How, as humans, could we adopt and adapt to the shifting technological paradigms in our society? As described in Charlie Stross’ “How Low Power Can You Go”, with the exponentially increasing energy efficiency of computers and reduction of node size for semiconductors, we are entering an era of small, ultra-low-power wireless devices. He suggests that in the future, RFID chips could be so prevalent and cheap that it could be planted everywhere around the city and in your belongings. Already, this is starting to happen as we see the booming of “smart” homes, wearables, even connected architecture. Geo locating devices such as iBeacon allows places like museums and stores to track where people are and feed real time data. As Stross mentions, these connected devices have so many social beneficial applications, such as preventing epidemics and monitoring environmental conditions to give accurate local weather forecasting. For example, we could use connected devices to better manage New York City sewage system by implementing an alert system in every home to warn people of overflowing sewage and inhibit them from using water for a brief period of time.
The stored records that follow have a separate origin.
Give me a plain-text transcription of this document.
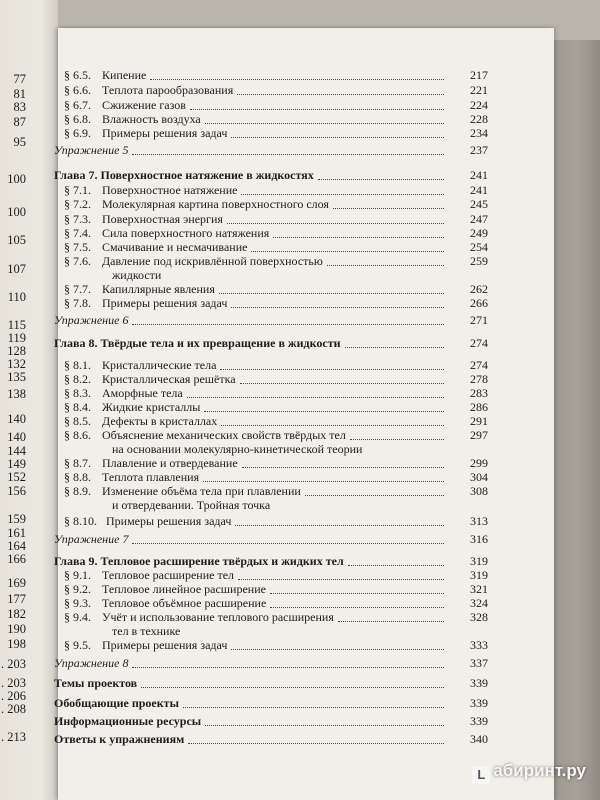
77
81
83
87
95
100
100
105
107
110
115
119
128
132
135
138
140
140
144
149
152
156
159
161
164
166
169
177
182
190
198
. 203
. 203
. 206
. 208
. 213
§ 6.5. Кипение	217
§ 6.6. Теплота парообразования	221
§ 6.7. Сжижение газов	224
§ 6.8. Влажность воздуха	228
§ 6.9. Примеры решения задач	234
Упражнение 5	237
Глава 7. Поверхностное натяжение в жидкостях	241
§ 7.1. Поверхностное натяжение	241
§ 7.2. Молекулярная картина поверхностного слоя	245
§ 7.3. Поверхностная энергия	247
§ 7.4. Сила поверхностного натяжения	249
§ 7.5. Смачивание и несмачивание	254
§ 7.6. Давление под искривлённой поверхностью	259
жидкости
§ 7.7. Капиллярные явления	262
§ 7.8. Примеры решения задач	266
Упражнение 6	271
Глава 8. Твёрдые тела и их превращение в жидкости	274
§ 8.1. Кристаллические тела	274
§ 8.2. Кристаллическая решётка	278
§ 8.3. Аморфные тела	283
§ 8.4. Жидкие кристаллы	286
§ 8.5. Дефекты в кристаллах	291
§ 8.6. Объяснение механических свойств твёрдых тел	297
на основании молекулярно-кинетической теории
§ 8.7. Плавление и отвердевание	299
§ 8.8. Теплота плавления	304
§ 8.9. Изменение объёма тела при плавлении	308
и отвердевании. Тройная точка
§ 8.10. Примеры решения задач	313
Упражнение 7	316
Глава 9. Тепловое расширение твёрдых и жидких тел	319
§ 9.1. Тепловое расширение тел	319
§ 9.2. Тепловое линейное расширение	321
§ 9.3. Тепловое объёмное расширение	324
§ 9.4. Учёт и использование теплового расширения	328
тел в технике
§ 9.5. Примеры решения задач	333
Упражнение 8	337
Темы проектов	339
Обобщающие проекты	339
Информационные ресурсы	339
Ответы к упражнениям	340
L абиринт.ру
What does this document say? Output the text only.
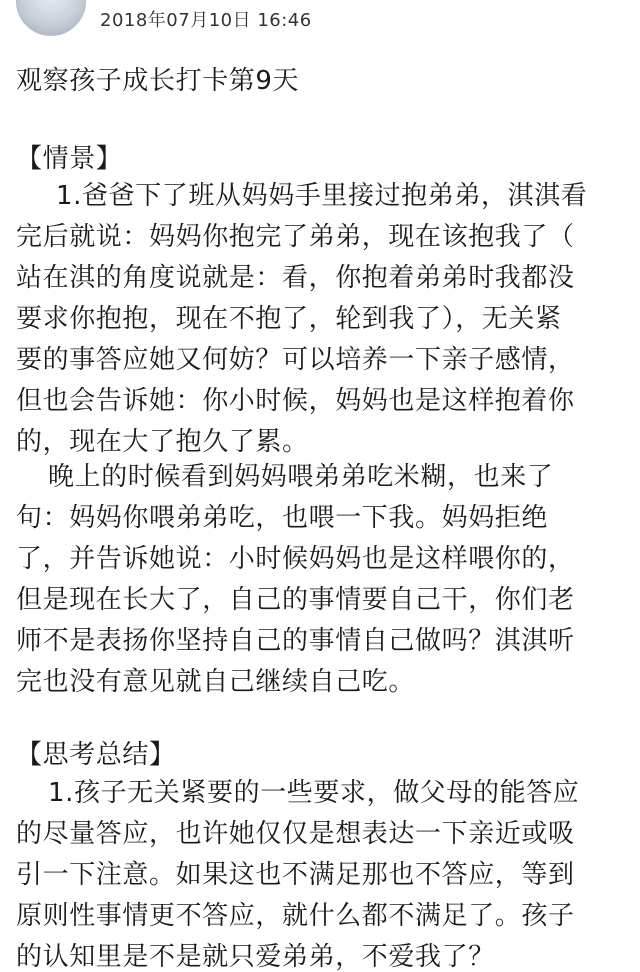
2018年07月10日 16:46
观察孩子成长打卡第9天
【情景】
1.爸爸下了班从妈妈手里接过抱弟弟，淇淇看
完后就说：妈妈你抱完了弟弟，现在该抱我了（
站在淇的角度说就是：看，你抱着弟弟时我都没
要求你抱抱，现在不抱了，轮到我了），无关紧
要的事答应她又何妨？可以培养一下亲子感情，
但也会告诉她：你小时候，妈妈也是这样抱着你
的，现在大了抱久了累。
晚上的时候看到妈妈喂弟弟吃米糊，也来了
句：妈妈你喂弟弟吃，也喂一下我。妈妈拒绝
了，并告诉她说：小时候妈妈也是这样喂你的，
但是现在长大了，自己的事情要自己干，你们老
师不是表扬你坚持自己的事情自己做吗？淇淇听
完也没有意见就自己继续自己吃。
【思考总结】
1.孩子无关紧要的一些要求，做父母的能答应
的尽量答应，也许她仅仅是想表达一下亲近或吸
引一下注意。如果这也不满足那也不答应，等到
原则性事情更不答应，就什么都不满足了。孩子
的认知里是不是就只爱弟弟，不爱我了？
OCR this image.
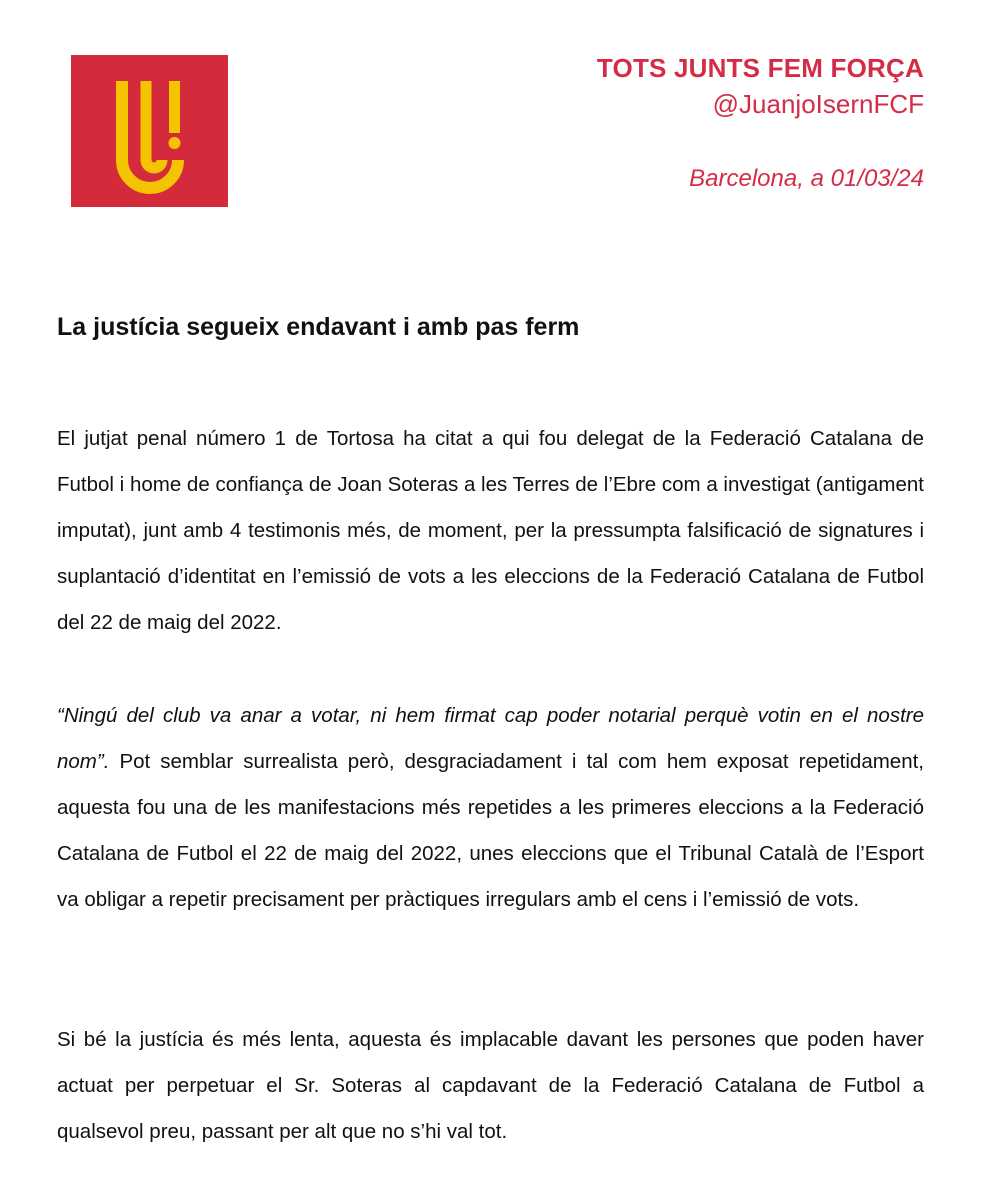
TOTS JUNTS FEM FORÇA
@JuanjoIsernFCF
Barcelona, a 01/03/24
La justícia segueix endavant i amb pas ferm

El jutjat penal número 1 de Tortosa ha citat a qui fou delegat de la Federació Catalana de Futbol i home de confiança de Joan Soteras a les Terres de l’Ebre com a investigat (antigament imputat), junt amb 4 testimonis més, de moment, per la pressumpta falsificació de signatures i suplantació d’identitat en l’emissió de vots a les eleccions de la Federació Catalana de Futbol del 22 de maig del 2022.

“Ningú del club va anar a votar, ni hem firmat cap poder notarial perquè votin en el nostre nom”. Pot semblar surrealista però, desgraciadament i tal com hem exposat repetidament, aquesta fou una de les manifestacions més repetides a les primeres eleccions a la Federació Catalana de Futbol el 22 de maig del 2022, unes eleccions que el Tribunal Català de l’Esport va obligar a repetir precisament per pràctiques irregulars amb el cens i l’emissió de vots.

Si bé la justícia és més lenta, aquesta és implacable davant les persones que poden haver actuat per perpetuar el Sr. Soteras al capdavant de la Federació Catalana de Futbol a qualsevol preu, passant per alt que no s’hi val tot.
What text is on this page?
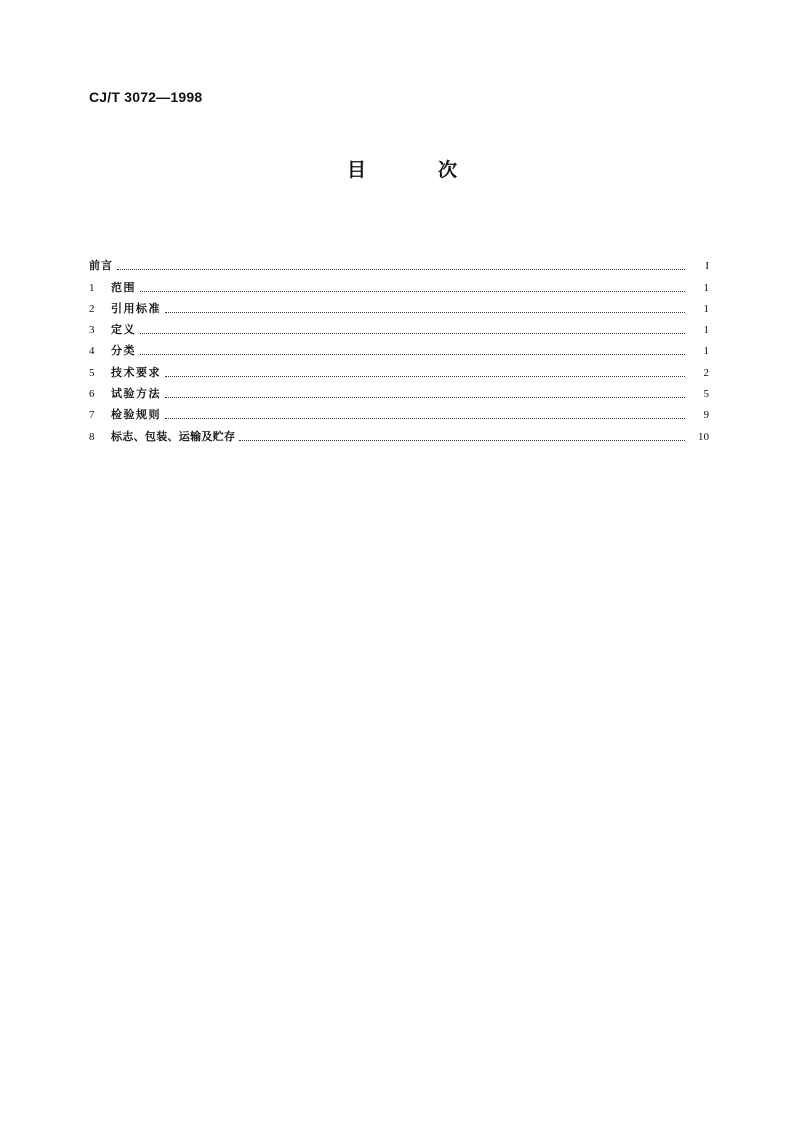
CJ/T 3072—1998
目	次
前言	I
1	范围	1
2	引用标准	1
3	定义	1
4	分类	1
5	技术要求	2
6	试验方法	5
7	检验规则	9
8	标志、包装、运输及贮存	10
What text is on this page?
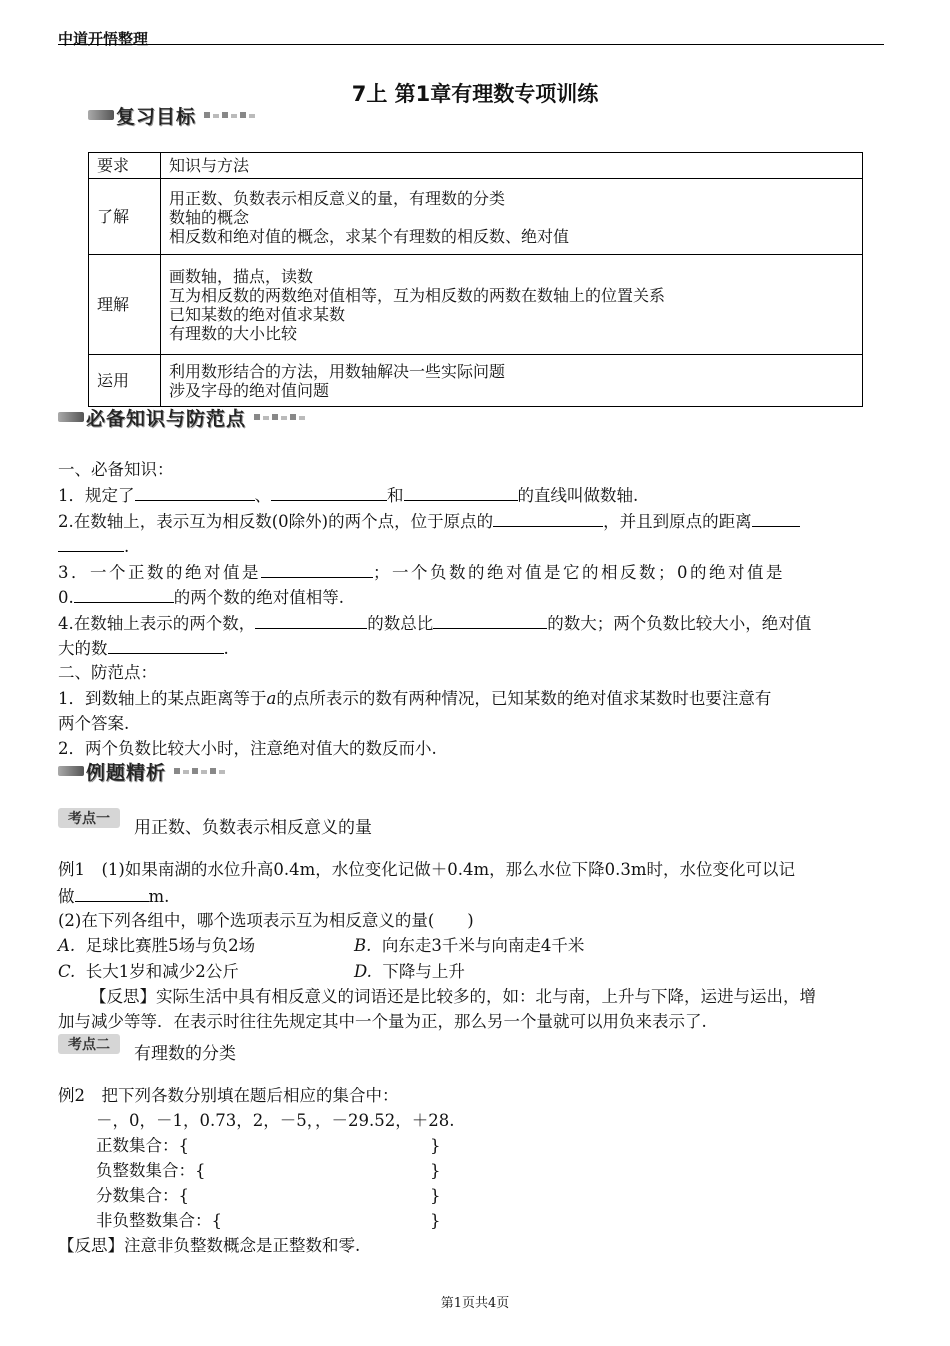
中道开悟整理
7上 第1章有理数专项训练
复习目标
要求	知识与方法
了解	用正数、负数表示相反意义的量，有理数的分类
数轴的概念
相反数和绝对值的概念，求某个有理数的相反数、绝对值

理解	画数轴，描点，读数
互为相反数的两数绝对值相等，互为相反数的两数在数轴上的位置关系
已知某数的绝对值求某数
有理数的大小比较

运用	利用数形结合的方法，用数轴解决一些实际问题
涉及字母的绝对值问题
必备知识与防范点
一、必备知识：
1．规定了	、	和	的直线叫做数轴.
2.在数轴上，表示互为相反数(0除外)的两个点，位于原点的	，并且到原点的距离
.
3．一个正数的绝对值是	；一个负数的绝对值是它的相反数；0的绝对值是
0.	的两个数的绝对值相等.
4.在数轴上表示的两个数，	的数总比	的数大；两个负数比较大小，绝对值
大的数	.
二、防范点：
1．到数轴上的某点距离等于a的点所表示的数有两种情况，已知某数的绝对值求某数时也要注意有
两个答案.
2．两个负数比较大小时，注意绝对值大的数反而小.
例题精析
考点一	用正数、负数表示相反意义的量
例1　(1)如果南湖的水位升高0.4m，水位变化记做＋0.4m，那么水位下降0.3m时，水位变化可以记
做	m.
(2)在下列各组中，哪个选项表示互为相反意义的量(　　)
A. 足球比赛胜5场与负2场	B. 向东走3千米与向南走4千米
C. 长大1岁和减少2公斤	D. 下降与上升
【反思】实际生活中具有相反意义的词语还是比较多的，如：北与南，上升与下降，运进与运出，增
加与减少等等．在表示时往往先规定其中一个量为正，那么另一个量就可以用负来表示了.
考点二	有理数的分类
例2　把下列各数分别填在题后相应的集合中：
－，0，－1，0.73，2，－5，，－29.52，＋28.
正数集合：{	}
负整数集合：{	}
分数集合：{	}
非负整数集合：{	}
【反思】注意非负整数概念是正整数和零.
第1页共4页
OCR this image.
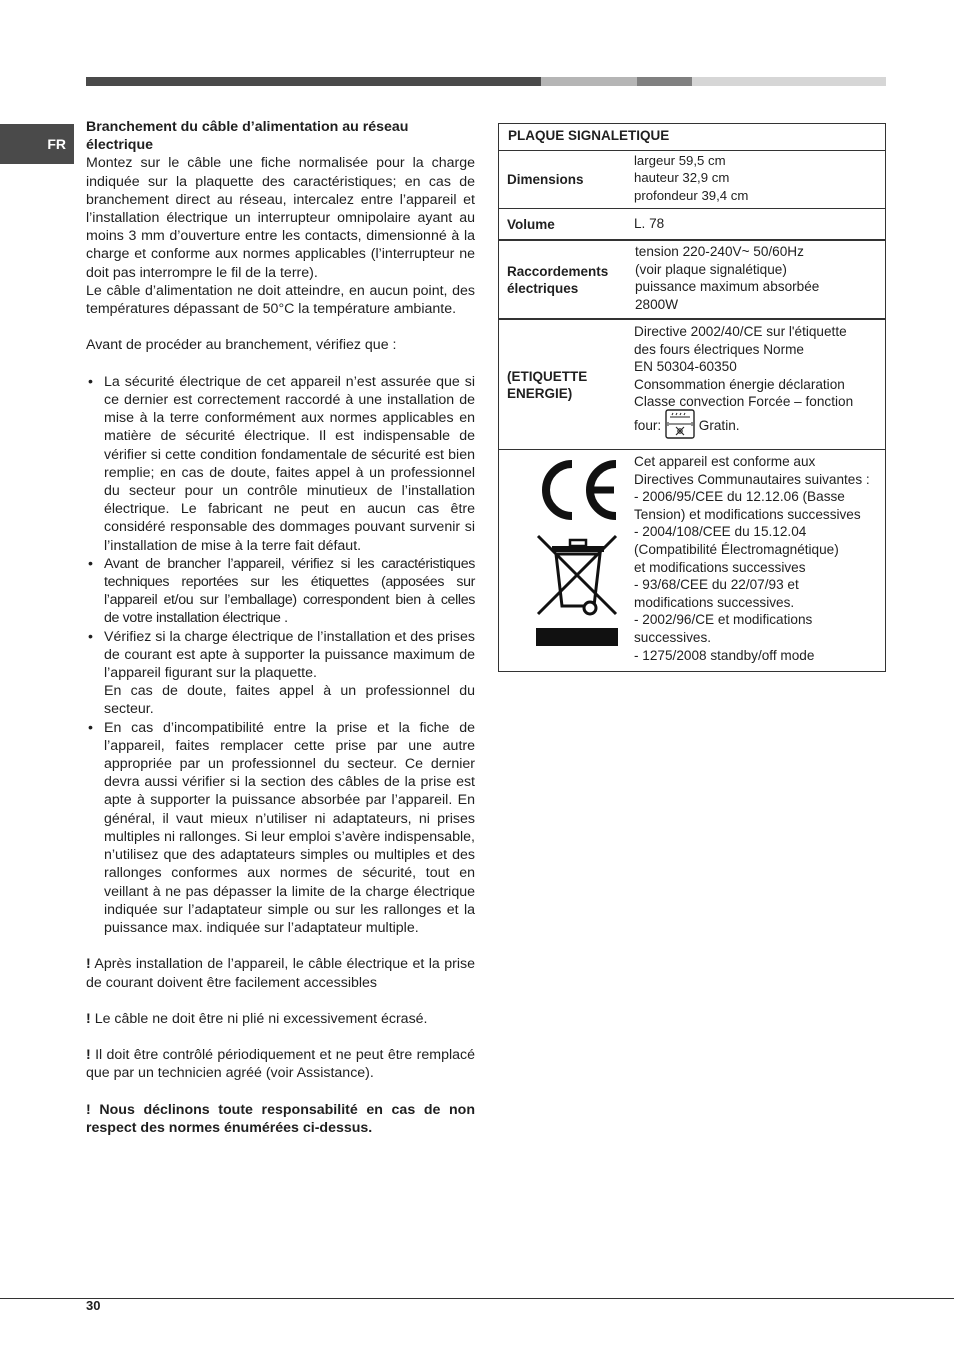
FR

Branchement du câble d’alimentation au réseau électrique

Montez sur le câble une fiche normalisée pour la charge indiquée sur la plaquette des caractéristiques; en cas de branchement direct au réseau, intercalez entre l’appareil et l’installation électrique un interrupteur omnipolaire ayant au moins 3 mm d’ouverture entre les contacts, dimensionné à la charge et conforme aux normes applicables (l’interrupteur ne doit pas interrompre le fil de la terre).

Le câble d’alimentation ne doit atteindre, en aucun point, des températures dépassant de 50°C la température ambiante.

Avant de procéder au branchement, vérifiez que :

• La sécurité électrique de cet appareil n’est assurée que si ce dernier est correctement raccordé à une installation de mise à la terre conformément aux normes applicables en matière de sécurité électrique. Il est indispensable de vérifier si cette condition fondamentale de sécurité est bien remplie; en cas de doute, faites appel à un professionnel du secteur pour un contrôle minutieux de l’installation électrique. Le fabricant ne peut en aucun cas être considéré responsable des dommages pouvant survenir si l’installation de mise à la terre fait défaut.
• Avant de brancher l’appareil, vérifiez si les caractéristiques techniques reportées sur les étiquettes (apposées sur l’appareil et/ou sur l’emballage) correspondent bien à celles de votre installation électrique .
• Vérifiez si la charge électrique de l’installation et des prises de courant est apte à supporter la puissance maximum de l’appareil figurant sur la plaquette.
En cas de doute, faites appel à un professionnel du secteur.
• En cas d’incompatibilité entre la prise et la fiche de l’appareil, faites remplacer cette prise par une autre appropriée par un professionnel du secteur. Ce dernier devra aussi vérifier si la section des câbles de la prise est apte à supporter la puissance absorbée par l’appareil. En général, il vaut mieux n’utiliser ni adaptateurs, ni prises multiples ni rallonges. Si leur emploi s’avère indispensable, n’utilisez que des adaptateurs simples ou multiples et des rallonges conformes aux normes de sécurité, tout en veillant à ne pas dépasser la limite de la charge électrique indiquée sur l’adaptateur simple ou sur les rallonges et la puissance max. indiquée sur l’adaptateur multiple.

! Après installation de l’appareil, le câble électrique et la prise de courant doivent être facilement accessibles

! Le câble ne doit être ni plié ni excessivement écrasé.

! Il doit être contrôlé périodiquement et ne peut être remplacé que par un technicien agréé (voir Assistance).

! Nous déclinons toute responsabilité en cas de non respect des normes énumérées ci-dessus.

PLAQUE SIGNALETIQUE
Dimensions
largeur 59,5 cm
hauteur 32,9 cm
profondeur 39,4 cm
Volume	L. 78
Raccordements
électriques
tension 220-240V~ 50/60Hz
(voir plaque signalétique)
puissance maximum absorbée
2800W
(ETIQUETTE
ENERGIE)
Directive 2002/40/CE sur l'étiquette
des fours électriques Norme
EN 50304-60350
Consommation énergie déclaration
Classe convection Forcée – fonction
four:	Gratin.
Cet appareil est conforme aux
Directives Communautaires suivantes :
- 2006/95/CEE du 12.12.06 (Basse
Tension) et modifications successives
- 2004/108/CEE du 15.12.04
(Compatibilité Électromagnétique)
et modifications successives
- 93/68/CEE du 22/07/93 et
modifications successives.
- 2002/96/CE et modifications
successives.
- 1275/2008 standby/off mode
30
However, the excitement surrounding Internet of Things and its impact on social change is counterbalanced by the potential risk IoT could have on privacy. Evgeny Morozov's “The Planning Machine” article from The New Yorker explains how digital utopianism does not involve using connected devices and Big Data for a social mission but rather tech giants such as Apple, Google, and now Uber exploiting and capitalizing on people’s data.
My question is- how as designers could we use IoT and Big Data to balance commercial uses with social ones?